O wie mich sehnet auszuruhn


Apologies for the spotty posting this week—I’ve been buried in a pile of music for a recital this weekend. And a special voodoo curse on whoever decided that the proper low key for Brahms’ “O wüsst’ ich doch den Weg zurück” should be C-sharp major. What is this—affirmative action for double-sharps? I haven’t seen this many x’s in one place since they cleaned up the Combat Zone.

Elsewhere:

  • “[F]ormer U.S. House of Representatives Page, Real Estate broker, and music composer” Thomas Boyle promises to FINE TUNE AMERICA (probably a joke, but who can tell these days?).

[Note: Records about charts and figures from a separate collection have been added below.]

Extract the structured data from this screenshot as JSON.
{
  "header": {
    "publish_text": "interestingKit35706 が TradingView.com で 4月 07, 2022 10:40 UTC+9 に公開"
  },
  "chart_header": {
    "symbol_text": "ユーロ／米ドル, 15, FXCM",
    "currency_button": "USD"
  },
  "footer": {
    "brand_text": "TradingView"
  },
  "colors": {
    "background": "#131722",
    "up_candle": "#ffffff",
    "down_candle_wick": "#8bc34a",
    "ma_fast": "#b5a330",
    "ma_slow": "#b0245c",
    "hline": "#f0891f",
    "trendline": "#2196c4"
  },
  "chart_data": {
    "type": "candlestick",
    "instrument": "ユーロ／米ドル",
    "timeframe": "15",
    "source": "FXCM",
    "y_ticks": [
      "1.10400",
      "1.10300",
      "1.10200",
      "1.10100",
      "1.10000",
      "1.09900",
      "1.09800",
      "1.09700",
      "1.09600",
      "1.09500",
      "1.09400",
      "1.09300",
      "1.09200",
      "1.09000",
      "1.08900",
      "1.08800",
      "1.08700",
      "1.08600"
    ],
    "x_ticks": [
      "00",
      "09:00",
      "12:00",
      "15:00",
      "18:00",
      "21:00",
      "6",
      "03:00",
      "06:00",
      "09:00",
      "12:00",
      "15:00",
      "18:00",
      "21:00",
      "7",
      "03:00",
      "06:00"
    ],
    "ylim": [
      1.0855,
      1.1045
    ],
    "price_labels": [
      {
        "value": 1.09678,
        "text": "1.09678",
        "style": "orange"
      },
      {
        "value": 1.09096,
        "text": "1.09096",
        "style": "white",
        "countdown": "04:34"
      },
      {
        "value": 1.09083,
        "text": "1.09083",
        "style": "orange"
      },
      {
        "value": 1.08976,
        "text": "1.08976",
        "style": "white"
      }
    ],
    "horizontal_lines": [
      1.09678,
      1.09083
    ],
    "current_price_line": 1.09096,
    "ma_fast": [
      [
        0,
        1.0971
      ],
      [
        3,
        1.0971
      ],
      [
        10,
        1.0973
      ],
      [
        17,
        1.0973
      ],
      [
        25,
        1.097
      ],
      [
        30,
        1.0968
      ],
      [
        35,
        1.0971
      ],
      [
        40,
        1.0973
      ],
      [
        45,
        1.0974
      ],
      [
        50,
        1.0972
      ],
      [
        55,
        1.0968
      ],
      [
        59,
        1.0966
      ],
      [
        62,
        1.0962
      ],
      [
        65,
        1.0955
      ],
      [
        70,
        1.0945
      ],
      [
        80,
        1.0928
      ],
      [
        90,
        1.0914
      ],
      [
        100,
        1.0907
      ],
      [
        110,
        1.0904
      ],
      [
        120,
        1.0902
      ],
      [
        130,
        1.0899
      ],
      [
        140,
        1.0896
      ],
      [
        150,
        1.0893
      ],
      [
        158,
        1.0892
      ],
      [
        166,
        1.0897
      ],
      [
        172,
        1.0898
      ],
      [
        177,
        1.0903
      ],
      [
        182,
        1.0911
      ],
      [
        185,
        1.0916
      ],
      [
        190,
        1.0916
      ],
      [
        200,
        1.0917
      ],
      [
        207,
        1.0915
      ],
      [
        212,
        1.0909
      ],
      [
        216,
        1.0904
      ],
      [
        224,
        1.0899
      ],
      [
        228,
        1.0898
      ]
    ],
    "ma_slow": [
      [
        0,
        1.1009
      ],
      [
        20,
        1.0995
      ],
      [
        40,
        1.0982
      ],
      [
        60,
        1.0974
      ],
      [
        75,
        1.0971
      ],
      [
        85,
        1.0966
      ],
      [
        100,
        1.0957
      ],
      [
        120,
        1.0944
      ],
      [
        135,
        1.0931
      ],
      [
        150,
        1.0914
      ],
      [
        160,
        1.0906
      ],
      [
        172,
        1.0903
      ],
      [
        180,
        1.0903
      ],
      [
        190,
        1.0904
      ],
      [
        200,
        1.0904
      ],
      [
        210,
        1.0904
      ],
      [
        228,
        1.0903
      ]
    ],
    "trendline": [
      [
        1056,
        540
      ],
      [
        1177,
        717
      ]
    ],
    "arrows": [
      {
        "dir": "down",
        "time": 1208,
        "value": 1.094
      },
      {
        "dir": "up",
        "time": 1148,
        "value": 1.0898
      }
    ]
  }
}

  • In this corner: jazz legend Oscar Peterson. In that corner: right-wing anti-Semitic Mussolini-loving priest Lionel-Adolphe Groulx. The prize? A subway station. You can probably guess who I’m rooting for.

  • Kyle Gann and librarian friend (really, all of you should have a librarian friend) Rebecca Hunt send items for this year’s Christmas list.

  • And finally: Against growl, opening salutation scrambled toast (15). For Joshua Kosman and longtime Soho the Dog friend Katie Hamill, who both placed in the top 100 at this year’s American Crossword Puzzle Tournament.